Under “Other Providers and Suppliers”:

  • End-stage renal disease facilities—Payment system for renal dialysis services and drugs
  • Selected independent clinical laboratory billing requirements (new)


Under “Prescription Drugs”:

  • Comparison of average sales prices to average manufacturer prices
  • Part B payments for drugs purchased under the 340B Program
  • Payments for immunosuppressive drug claims with KX modifiers
  • Payments for outpatient drugs and administration of the drugs
  • Covered uses for Medicare Part B drugs
  • Ethics—Conflicts of interest involving prescription drug compendia

Under “Information Technology Security, Protected Health Information, and Data Accuracy”:

  • Controls over networked medical devices at hospitals

Under “Part D – Prescription Drug Program”:

  • Documentation of administrative costs in sponsors’ bid proposals
  • Reconciliation of payments—Sponsor reporting of direct and indirect remuneration
  • Reconciliation of payments—Reopening final payment determinations
  • Ensuring dual eligibles’ access to drugs under Part D
  • Recommendation followup: Oversight of conflicts of interest in Medicare prescription drug decisions (new)
  • Documentation of pharmacies’ prescription drug event data
  • Medicare payments for HIV drugs for deceased beneficiaries
  • Quality of sponsor data used in calculating coverage-gap discounts


Under “Medicaid Prescription Drug Reviews”:

  • States’ use of Medicaid drug utilization review to reduce the inappropriate dispensing of opioids
  • Manufacturer compliance with AMP reporting requirements
  • States collection of rebates on physician-administered drugs
  • State collection of rebates for drugs dispensed to Medicaid MCO enrollees (new)
  • States’ collection and reporting of rebates
  • Comparison of Medicare Part D and Medicaid pharmacy reimbursement and rebates
  • Medicaid payments for multiuse vials of Herceptin


Under “Food and Drug Administration”:

  • FDA—Inspection of generic drug manufacturers
  • FDA—Oversight of postmarketing studies of approved drugs
  • FDA—Review of information exchange in the drug supply chain
  • FDA—Drug sponsors’ compliance with clinical trial reporting requirements

Under “Health Resources and Services Administration”:

  • HRSA-Community health centers’ compliance with grant requirements of the Affordable Care Act (new)
  • HRSA—Duplicate discounts for 340B purchased drugs (new)
  • HRSA—Oversight of vulnerable health center grantees (new)

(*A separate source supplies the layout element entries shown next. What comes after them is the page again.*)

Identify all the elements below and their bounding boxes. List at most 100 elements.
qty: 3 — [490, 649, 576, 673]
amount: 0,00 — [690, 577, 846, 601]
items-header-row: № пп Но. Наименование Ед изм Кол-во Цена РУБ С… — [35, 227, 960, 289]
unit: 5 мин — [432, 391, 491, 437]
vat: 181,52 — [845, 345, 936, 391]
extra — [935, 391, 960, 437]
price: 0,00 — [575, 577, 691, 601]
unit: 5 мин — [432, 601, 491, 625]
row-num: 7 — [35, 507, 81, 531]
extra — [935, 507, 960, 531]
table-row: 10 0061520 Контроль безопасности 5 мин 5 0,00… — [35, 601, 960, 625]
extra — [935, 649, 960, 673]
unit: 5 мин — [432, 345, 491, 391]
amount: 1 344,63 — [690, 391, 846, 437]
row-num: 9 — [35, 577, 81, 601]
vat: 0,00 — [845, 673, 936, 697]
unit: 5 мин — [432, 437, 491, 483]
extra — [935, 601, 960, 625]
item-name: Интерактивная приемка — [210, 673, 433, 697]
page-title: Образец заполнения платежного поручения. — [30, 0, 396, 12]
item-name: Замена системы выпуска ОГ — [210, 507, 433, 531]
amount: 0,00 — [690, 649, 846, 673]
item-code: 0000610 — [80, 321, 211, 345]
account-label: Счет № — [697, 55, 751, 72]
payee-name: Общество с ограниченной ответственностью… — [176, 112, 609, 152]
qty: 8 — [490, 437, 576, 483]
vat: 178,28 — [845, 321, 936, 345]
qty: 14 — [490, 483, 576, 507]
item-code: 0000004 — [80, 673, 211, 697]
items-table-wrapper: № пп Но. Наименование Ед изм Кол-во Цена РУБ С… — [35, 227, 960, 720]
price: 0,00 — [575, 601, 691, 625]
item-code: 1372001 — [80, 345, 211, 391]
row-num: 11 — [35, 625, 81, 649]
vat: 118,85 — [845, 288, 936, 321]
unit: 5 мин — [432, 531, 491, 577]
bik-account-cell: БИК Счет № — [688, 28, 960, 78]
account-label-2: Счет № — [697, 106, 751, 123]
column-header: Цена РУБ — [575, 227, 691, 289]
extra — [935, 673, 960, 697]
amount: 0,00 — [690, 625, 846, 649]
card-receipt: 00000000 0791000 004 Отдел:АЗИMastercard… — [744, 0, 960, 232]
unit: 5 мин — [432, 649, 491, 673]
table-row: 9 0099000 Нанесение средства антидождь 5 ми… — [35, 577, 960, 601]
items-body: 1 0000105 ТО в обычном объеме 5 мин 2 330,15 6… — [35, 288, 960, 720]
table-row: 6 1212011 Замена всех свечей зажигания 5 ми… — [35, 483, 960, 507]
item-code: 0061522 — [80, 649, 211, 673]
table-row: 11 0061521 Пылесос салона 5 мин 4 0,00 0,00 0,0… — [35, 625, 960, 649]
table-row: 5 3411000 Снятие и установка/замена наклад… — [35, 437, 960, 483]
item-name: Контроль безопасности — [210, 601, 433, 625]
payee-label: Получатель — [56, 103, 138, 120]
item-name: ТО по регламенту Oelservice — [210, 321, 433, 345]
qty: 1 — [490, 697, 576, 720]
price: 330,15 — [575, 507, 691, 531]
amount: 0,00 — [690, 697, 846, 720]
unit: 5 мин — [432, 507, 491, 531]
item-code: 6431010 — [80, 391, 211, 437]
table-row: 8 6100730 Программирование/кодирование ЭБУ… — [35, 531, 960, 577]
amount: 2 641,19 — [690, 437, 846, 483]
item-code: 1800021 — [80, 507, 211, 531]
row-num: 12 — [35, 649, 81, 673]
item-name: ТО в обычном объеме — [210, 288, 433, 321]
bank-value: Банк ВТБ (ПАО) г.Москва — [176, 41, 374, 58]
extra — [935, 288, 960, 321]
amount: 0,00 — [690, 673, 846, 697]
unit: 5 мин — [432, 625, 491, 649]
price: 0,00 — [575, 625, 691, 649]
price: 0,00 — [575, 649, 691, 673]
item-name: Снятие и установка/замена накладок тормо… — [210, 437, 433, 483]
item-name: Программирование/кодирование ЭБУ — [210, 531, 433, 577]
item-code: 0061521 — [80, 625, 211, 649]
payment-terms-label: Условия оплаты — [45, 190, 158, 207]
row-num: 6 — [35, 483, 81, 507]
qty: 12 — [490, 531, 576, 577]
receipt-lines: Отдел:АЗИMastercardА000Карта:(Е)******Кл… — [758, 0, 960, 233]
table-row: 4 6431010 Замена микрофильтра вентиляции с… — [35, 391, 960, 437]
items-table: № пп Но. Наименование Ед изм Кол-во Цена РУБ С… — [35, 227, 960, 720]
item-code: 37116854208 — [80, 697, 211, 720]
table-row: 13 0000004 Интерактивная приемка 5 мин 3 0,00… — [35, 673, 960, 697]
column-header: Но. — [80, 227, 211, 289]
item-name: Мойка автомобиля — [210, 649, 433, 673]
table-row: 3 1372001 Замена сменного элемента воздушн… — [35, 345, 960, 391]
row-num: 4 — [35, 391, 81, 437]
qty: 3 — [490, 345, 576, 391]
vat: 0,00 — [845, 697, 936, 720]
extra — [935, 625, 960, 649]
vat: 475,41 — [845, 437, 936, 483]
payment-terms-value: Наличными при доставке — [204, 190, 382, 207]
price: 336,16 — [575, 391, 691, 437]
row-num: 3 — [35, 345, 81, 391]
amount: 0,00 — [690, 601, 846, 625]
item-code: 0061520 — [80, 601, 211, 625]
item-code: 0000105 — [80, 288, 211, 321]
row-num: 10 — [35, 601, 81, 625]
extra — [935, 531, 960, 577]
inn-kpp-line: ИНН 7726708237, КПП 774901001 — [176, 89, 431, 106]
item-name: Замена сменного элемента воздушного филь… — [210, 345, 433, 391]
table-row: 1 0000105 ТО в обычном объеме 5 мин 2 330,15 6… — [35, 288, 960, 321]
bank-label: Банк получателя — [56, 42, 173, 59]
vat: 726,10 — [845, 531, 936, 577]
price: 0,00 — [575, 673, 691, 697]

Trick or treat? Perhaps a bit of both.  As a summary of some of the OIG’s current enforcement initiatives, the Work Plan can serve as a useful resource for companies in planning and prioritizing internal audits, monitoring and training activities.  Accordingly, companies should review the Work Plan as one reference for determining their own compliance focus areas for the upcoming year.  More information on each of the above items, as well as summaries of the OIG’s other enforcement initiatives, are included in the full 2015 Work Plan.  In addition, the reports that are issued following various OIG reviews can be excellent sources of information and insight into the OIG’s current “thinking” on issues.  Of course, because the OIG has significant enforcement authority (including the ability to assess various civil monetary penalties), any company receiving a “knock” from the OIG, whether or not related to a Work Plan item, should consult their legal counsel in properly responding.